Integration with orchestration tools

Integration with Azure Data Factory

To perform integration with Azure Data Factory, please do the following steps:

Please ensure that pipeline is created and published in Azure Data Factory.

Deploy from cli command

Deploy the latest job version and write deployment result into a file

dbx deploy --write-specs-to-file=.dbx/deployment-result.json --files-only

Reflect job definitions to Azure Data Factory activities:

dbx datafactory reflect \
    --specs-file=.dbx/deployment-result.json \
    --subscription-name some-subscription \
    --resource-group some-group \
    --factory-name some-factory \
    --name some-pipeline-name

Deploy from CI/CD pipeline

Inside your CI/CD pipeline, add Azure login before the dbx datafactory reflect step. Below is an example using GitHub Actions:

- name: Deploy and write deployment result into a file
  run: |
    dbx deploy --deployment-file ./conf/deployment_single_task.yml --write-specs-to-file=./.dbx/deployment-result.json --files-only

- name: Azure Login
  uses: azure/login@v1
  with:
    creds: ${{ secrets.AZURE_CREDENTIALS }}

- name: Reflect job definitions to ADF
  run: |
    dbx datafactory reflect \
    --specs-file=.dbx/deployment-result.json \
    --subscription-name some-subscription \
    --resource-group some-group \
    --factory-name some-factory \
    --name some-pipeline-name

See more details on Azure login here

This command will create or update linked services and pipeline activities. Each job will be configured as a separate activity.

Warning

Please note following limitations of this approach:

runs triggered from Azure Data Factory won’t be mentioned in the job runs
changing job definition manually in Databricks UI won’t change the properties of ADF-defined activities
only Python-based activities are supported at this moment
MSI authentication is not yet supported
policy_id argument is not yet supported (it will be ignored during deployment to ADF)
Manual changes to the parameters of Databricks tasks will be nullified during next reflect.

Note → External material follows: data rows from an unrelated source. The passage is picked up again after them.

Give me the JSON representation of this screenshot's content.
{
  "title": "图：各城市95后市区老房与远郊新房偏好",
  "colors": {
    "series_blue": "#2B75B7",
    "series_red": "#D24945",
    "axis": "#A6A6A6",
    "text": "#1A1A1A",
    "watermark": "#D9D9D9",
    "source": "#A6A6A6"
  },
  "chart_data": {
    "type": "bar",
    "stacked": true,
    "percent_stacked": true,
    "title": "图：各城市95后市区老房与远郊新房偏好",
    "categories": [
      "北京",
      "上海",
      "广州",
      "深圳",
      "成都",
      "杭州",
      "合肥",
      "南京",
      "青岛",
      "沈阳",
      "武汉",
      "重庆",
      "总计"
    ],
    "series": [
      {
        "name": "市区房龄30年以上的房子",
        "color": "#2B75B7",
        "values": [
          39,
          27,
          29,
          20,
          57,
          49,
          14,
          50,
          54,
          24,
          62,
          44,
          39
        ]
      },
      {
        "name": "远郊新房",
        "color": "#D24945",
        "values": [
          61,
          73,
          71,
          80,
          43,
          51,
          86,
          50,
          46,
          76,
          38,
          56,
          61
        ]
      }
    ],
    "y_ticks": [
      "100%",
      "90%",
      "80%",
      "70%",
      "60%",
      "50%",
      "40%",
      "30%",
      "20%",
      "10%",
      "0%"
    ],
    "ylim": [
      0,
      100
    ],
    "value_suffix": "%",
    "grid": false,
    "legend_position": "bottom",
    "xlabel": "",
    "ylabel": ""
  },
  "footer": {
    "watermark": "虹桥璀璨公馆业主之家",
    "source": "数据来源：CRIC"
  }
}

All parameters for Databricks tasks shall be provided in the deployment file
Multi-task jobs are not supported by ADF

Integration with Apache Airflow

To trigger job execution from Apache Airflow, please do the following:

Deploy jobs to Databricks:

dbx deploy

Add this function to get job id by the job name into your Airflow setup:

from airflow.contrib.hooks.databricks_hook import DatabricksHook

def get_job_id_by_name(job_name: str, databricks_conn_id: str) -> str:
    list_endpoint = ('GET', 'api/2.0/jobs/list')
    hook = DatabricksHook(databricks_conn_id=databricks_conn_id)
    response_payload = hook._do_api_call(list_endpoint, {})
    all_jobs = response_payload.get("jobs", [])
    matching_jobs = [j for j in all_jobs if j["settings"]["name"] == job_name]

    if not matching_jobs:
        raise Exception(f"Job with name {job_name} not found")

    if len(matching_jobs) > 1:
        raise Exception(f"Job with name {job_name} is duplicated. Please make job name unique in Databricks UI.")

    job_id = matching_jobs[0]["job_id"]
    return job_id

Use this function from your DAG:

from airflow.providers.databricks.operators.databricks import DatabricksRunNowOperator

job_id = get_job_id_by_name("some-job-name", "some-databricks-conn-id")
operator = DatabricksRunNowOperator(
    job_id=job_id,
    # add your arguments
)